Projet de loi de Sécurité Globale : c'est un non général

Environ 15 000 manifestant-es ont répondu à l'appel à manifester émanant d'organisations des droits de l'Homme et de syndicats de journalistes, mardi 17 novembre, contre la PPL sur la Sécurité Globale et sa disposition phare -l'article 24 - qui vise à limiter la diffusion d'images de policiers. A Paris, journalistes, étudiant-es, Gilets Jaunes et familles de victime de violence policière étaient vent debout contre le projet politique du gouvernement. Un second rassemblement est d'ores et déjà prévu pour samedi prochain. 
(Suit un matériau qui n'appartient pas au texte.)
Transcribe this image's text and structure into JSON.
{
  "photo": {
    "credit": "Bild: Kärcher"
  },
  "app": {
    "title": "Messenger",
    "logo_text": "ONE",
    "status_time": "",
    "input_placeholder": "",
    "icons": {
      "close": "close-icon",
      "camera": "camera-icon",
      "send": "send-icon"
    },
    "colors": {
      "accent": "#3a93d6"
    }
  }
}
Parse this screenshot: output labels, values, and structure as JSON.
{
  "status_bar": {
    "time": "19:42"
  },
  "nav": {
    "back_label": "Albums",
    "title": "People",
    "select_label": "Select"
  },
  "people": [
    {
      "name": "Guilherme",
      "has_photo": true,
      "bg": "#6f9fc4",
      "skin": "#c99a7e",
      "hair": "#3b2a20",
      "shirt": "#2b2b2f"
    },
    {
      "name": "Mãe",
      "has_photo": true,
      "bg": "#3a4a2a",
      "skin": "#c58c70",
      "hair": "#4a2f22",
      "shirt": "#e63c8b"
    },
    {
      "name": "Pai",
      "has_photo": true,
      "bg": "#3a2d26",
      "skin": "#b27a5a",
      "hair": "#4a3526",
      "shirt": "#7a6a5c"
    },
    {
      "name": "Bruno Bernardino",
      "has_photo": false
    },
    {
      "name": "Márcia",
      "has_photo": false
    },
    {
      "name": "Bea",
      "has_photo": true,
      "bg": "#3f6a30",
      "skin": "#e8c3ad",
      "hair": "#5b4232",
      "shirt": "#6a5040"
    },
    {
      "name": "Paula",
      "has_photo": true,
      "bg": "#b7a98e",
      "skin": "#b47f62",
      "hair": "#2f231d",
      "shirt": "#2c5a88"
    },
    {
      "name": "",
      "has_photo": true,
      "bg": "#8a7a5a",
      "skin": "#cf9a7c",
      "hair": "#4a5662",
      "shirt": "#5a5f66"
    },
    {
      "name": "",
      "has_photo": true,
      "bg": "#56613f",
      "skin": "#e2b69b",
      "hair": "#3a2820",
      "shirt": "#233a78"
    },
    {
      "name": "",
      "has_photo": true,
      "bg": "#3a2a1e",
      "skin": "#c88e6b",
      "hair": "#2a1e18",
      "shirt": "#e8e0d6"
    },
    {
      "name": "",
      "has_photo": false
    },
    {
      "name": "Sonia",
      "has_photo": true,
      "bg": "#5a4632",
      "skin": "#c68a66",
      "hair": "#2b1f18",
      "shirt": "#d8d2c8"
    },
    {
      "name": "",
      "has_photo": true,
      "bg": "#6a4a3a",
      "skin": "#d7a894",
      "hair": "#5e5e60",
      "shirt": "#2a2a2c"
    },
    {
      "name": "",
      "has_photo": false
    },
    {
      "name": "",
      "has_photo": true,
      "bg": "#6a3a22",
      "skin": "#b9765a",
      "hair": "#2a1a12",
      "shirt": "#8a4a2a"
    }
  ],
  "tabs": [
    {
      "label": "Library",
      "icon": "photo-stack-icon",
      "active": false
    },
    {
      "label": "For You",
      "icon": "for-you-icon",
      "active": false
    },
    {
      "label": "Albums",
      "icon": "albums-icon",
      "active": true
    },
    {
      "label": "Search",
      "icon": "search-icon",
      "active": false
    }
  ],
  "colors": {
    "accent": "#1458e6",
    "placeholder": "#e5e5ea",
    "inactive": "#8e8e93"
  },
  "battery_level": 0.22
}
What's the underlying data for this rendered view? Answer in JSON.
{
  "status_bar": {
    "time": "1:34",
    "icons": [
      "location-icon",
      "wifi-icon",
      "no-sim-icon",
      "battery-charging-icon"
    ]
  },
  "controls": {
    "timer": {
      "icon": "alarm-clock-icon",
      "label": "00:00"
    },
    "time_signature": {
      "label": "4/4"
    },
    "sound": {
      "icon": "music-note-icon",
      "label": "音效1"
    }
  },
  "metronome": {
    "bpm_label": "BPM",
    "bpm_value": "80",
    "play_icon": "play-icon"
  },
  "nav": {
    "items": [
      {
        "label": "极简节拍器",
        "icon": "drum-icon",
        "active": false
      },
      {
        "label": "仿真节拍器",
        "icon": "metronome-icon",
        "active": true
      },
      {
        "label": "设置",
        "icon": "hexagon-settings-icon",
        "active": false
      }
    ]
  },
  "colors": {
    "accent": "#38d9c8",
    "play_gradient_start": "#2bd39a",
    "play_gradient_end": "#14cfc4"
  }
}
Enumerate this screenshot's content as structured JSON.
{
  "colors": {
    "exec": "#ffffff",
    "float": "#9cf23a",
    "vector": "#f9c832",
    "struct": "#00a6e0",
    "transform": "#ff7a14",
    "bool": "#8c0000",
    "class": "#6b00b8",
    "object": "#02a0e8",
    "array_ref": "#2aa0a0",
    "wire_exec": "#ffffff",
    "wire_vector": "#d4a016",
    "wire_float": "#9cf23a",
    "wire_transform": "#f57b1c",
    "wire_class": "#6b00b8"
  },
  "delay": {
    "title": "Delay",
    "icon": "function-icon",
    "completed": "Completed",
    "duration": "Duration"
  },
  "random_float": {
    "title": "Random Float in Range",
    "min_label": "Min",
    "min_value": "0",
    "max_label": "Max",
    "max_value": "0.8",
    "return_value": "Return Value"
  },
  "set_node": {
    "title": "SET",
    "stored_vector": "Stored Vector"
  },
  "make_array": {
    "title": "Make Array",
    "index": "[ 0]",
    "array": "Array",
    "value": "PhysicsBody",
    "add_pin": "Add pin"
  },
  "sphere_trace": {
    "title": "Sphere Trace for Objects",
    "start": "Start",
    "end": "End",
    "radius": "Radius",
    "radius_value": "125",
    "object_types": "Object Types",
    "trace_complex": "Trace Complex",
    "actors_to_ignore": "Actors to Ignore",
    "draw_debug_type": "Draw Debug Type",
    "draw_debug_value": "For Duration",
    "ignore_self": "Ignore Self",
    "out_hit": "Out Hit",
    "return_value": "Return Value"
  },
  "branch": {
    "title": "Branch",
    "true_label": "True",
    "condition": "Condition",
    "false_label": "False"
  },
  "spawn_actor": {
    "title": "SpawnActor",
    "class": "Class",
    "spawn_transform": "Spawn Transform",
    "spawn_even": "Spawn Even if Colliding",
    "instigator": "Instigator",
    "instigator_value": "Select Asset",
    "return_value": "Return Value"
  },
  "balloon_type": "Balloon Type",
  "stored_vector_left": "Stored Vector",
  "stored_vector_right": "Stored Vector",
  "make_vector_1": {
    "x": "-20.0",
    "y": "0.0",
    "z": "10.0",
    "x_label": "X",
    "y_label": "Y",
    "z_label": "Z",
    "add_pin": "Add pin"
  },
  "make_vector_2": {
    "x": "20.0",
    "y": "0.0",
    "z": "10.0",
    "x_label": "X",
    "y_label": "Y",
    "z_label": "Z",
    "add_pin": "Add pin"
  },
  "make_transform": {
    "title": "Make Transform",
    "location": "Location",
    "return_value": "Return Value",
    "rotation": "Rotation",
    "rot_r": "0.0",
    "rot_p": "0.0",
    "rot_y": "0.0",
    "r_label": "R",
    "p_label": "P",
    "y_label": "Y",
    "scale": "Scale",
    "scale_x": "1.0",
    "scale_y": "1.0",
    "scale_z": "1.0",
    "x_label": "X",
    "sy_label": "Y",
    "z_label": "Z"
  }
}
L'appel à se rassembler aux abords de l'Assemblée Nationale avait beau avoir été fixé à 18h, les manifestant-es sont venu-es tôt, pour protester contre un projet de loi qu'iels jugent "liberticide". Bientôt, la petite place Edouard-Herriot (7ème arrondissement) sera trop petite pour contenir le cortège.

Dès 16h, les syndicats de la profession journalistique avaient organisé des prises de parole pour dénoncer une proposition de loi discutée à l'Assemblée Nationale, située seulement à quelques mètres - et à quelques camions de gendarmes- de là. Le projet de loi sur la Sécurité Globale -proposé par la majorité de La République En Marche- entend interdire de diffuser "dans le but qu'il soit porté atteinte à son intégrité physique ou psychique, l'image du visage ou tout autre élément d'identification" d'un policier en service. 

Dès 16h, des Gilets Jaunes -qui fétaient en ce jour les deux ans du mouvement- font déja entendre leurs voix. Le mouvement, durement réprimé, a fait depuis longtemps le sujet des violences policières dans le cadre du maintien de l'ordre son cheval de bataille. Plus discrètes, mais qui se détachent de la foule qui s'amasse : des avocates arborant leurs robes et leurs masques noirs -où un petit symbole de pirate se fait apercevoir- clament leur indignation face aux caméras de télévision. 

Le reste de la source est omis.